Armbands were especially loved by left-handers in the messy old days of ink. That was the time of the nib, the inkwell, blotting paper and the old-fashioned refillable fountain pen with its bladder that sucked up ink from the bottle. Such circumstantial niceties meant that you simply could not have your cuffs trailing onto the paper as you wrote. Enter armbands, to great applause.
Now, I know the world of vogue recycles these sorts of items when a decade suddenly becomes fashionably nostalgic or the in-thing for fancy dress. Hey, Mum, do you have any of those big shoulder pads they used to wear in the eighties? It’s not the mainstay item that, say, the hanky was in the past. I’m sure I’m not alone, however, in hoping that current fashion items like low-cut, crack-exposing pants will not come back in a hurry, even for a short re-run.
Still, when these items do come back, it’s only for a season and it’s as expensive little frivolous accoutrement. Like these armbands, available online as per this advertisement: ‘Men’s Armbands: Available in gold or silver colour, these armbands will easily stretch comfortably over most arms, to hold your shirt cuffs safely away from your plate. Both functional and stylish, they make a perfect gift for the man about town.’
While our handkerchief sections in department stores and so on are nothing like the Japanese ones, they still exist, though I imagine there will come a day when they won’t. They’ll go the way of haberdashery and mercery.

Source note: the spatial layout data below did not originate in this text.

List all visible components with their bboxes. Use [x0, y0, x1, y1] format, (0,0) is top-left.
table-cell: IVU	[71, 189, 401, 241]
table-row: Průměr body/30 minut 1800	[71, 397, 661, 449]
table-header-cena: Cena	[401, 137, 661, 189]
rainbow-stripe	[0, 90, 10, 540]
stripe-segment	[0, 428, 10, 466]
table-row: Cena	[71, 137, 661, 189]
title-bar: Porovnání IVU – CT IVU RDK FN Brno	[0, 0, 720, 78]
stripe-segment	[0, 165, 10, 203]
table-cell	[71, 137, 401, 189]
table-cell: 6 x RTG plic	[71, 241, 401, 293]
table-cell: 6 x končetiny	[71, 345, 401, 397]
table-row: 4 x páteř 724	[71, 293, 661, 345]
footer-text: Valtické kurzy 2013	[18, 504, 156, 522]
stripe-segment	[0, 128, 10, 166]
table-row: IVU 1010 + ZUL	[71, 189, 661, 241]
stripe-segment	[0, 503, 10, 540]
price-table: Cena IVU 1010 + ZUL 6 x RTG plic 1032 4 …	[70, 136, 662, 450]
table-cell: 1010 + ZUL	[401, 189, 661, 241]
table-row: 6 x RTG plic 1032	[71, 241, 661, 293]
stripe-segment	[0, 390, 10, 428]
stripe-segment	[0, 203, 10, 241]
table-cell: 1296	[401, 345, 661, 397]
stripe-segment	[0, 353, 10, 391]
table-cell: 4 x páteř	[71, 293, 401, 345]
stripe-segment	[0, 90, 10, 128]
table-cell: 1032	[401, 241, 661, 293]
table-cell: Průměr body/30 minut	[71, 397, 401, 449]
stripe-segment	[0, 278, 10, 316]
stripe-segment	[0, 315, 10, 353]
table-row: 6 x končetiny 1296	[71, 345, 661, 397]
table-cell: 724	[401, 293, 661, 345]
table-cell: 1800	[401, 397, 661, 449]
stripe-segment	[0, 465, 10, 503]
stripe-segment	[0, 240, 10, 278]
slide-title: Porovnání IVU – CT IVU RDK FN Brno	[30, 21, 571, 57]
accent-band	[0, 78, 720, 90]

The word ‘handkerchief ’ dates from the early 16th century. It comes from ‘kerchief ’, first recorded in 1223, and derived from the Old French couvrechief, where couvrir is to cover and chief is the head. By the time handkerchief came along, people were presumably familiar enough with the idea of a cloth on the head to manage the contradiction of a name that combines two references to separate parts of the body (hand, head), and maintains the French sense of cover yet means something rather different—namely a piece of cloth that you hold in your hand, when you don’t have it in a pocket, and that you use to mop up various body wastes.

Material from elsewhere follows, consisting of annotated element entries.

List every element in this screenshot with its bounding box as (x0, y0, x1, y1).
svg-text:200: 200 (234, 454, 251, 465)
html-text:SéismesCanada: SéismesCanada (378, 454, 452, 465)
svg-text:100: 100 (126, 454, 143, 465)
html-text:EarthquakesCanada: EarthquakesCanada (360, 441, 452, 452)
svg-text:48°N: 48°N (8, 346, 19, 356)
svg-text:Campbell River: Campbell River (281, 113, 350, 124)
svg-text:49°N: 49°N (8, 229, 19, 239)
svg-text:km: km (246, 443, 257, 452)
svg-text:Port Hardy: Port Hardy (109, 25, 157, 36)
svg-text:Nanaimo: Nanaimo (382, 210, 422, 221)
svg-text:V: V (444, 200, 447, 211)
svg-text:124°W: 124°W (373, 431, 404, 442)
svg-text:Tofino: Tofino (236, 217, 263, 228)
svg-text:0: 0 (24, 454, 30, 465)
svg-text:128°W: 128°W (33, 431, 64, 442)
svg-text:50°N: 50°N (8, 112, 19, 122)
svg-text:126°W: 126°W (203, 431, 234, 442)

When my daughter was recently packing for a gap-year trip, at the last minute she said, ‘Can I take one of your hankies?’ Sure, I said, delighted that she’d come to see their value. I must’ve made one of those smug told-you-so kind of sounds, because she continued by saying, ‘I’m not going to use it—it’s just to remind me of you.’

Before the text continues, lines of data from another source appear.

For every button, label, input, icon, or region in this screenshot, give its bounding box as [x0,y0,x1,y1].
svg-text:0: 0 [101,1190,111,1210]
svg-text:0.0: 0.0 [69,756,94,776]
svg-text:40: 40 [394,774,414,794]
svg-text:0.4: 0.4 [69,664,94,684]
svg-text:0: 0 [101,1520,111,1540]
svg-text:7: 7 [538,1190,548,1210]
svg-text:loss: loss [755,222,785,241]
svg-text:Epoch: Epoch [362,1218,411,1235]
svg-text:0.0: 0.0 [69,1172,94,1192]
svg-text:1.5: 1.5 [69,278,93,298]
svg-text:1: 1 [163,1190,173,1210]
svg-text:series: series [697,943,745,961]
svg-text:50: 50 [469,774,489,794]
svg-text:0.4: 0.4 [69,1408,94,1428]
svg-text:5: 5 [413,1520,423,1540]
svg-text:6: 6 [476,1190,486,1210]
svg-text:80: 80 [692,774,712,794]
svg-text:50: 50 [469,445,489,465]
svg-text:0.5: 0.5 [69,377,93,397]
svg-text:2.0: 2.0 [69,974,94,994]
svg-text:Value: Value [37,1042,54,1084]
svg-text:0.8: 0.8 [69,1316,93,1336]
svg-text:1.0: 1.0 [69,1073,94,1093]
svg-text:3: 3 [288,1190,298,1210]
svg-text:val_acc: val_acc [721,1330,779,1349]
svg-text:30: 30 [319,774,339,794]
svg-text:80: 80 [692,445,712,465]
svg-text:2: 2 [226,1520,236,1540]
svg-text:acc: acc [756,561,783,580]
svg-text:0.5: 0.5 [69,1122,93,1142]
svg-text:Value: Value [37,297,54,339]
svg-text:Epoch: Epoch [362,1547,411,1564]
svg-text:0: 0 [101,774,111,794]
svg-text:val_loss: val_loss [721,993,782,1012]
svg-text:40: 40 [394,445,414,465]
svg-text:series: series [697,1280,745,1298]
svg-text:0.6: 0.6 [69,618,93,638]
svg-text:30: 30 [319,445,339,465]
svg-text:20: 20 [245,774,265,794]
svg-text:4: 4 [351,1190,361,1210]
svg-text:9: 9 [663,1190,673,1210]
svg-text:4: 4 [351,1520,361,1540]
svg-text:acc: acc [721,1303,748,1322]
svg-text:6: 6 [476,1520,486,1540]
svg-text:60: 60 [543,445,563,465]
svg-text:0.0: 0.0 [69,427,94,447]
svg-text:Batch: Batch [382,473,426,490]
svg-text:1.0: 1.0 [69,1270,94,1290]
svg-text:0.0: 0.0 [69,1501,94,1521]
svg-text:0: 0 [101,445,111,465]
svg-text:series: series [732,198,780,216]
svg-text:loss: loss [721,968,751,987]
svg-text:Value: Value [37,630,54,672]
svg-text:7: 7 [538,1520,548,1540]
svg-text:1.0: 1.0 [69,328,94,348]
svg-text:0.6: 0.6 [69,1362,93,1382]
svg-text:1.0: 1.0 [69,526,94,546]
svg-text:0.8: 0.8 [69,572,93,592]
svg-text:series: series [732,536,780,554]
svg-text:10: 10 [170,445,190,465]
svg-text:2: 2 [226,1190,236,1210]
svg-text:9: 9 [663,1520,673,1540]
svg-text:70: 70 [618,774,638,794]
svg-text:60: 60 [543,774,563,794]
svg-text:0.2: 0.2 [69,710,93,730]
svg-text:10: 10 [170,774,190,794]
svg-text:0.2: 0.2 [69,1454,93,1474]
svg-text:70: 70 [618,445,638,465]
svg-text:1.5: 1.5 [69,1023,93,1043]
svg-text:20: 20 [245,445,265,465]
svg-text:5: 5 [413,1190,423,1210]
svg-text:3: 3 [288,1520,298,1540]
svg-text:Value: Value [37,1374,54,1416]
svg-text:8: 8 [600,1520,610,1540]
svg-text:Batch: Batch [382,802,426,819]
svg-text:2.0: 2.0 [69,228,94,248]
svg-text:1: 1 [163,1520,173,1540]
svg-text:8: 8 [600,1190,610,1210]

I’m not one for lamenting (though I like the word, so much better than ‘bemoan’), but if I was, I’d no doubt lament that if hankies completely go, how will little children ever play ‘Drop the hanky’? For those who don’t know, this old children’s game goes like this: All the players stand in a circle facing each other. One specially chosen child walks slowly around the outside of the circle, eventually dropping the handkerchief at the feet of one of the players. That player then spins around, picks it up and chases the hanky-dropper, who races around the circle and tries to capture the other person’s space without getting tagged. I suppose that when mobile phones go rubbery they can drop them instead of hankies.
Another function of the handkerchief, as featured in sexist legends, Jane Austen–era literature and on the Shakespearean stage, is its use as a dramatic device, or more broadly as a social broker. The woman drops the handkerchief and the gentleman picks it up, graciously returning it to its owner. This may then lead on to small talk that may then flow on seamlessly to a fully-fledged conversation, which may then lead to some, well, hanky-panky. Or you could go straight to the hanky-panky, forgoing the conversation in your rush.
The handkerchief found in a suspicious place does powerful things to an already jealous lover (ask Othello). Those given to making obtuse links between social events might suggest a connection between the demise of the hanky-mediated panky and the rise of internet dating. One story ends, another begins. A fading word, a lost practice, a new technology.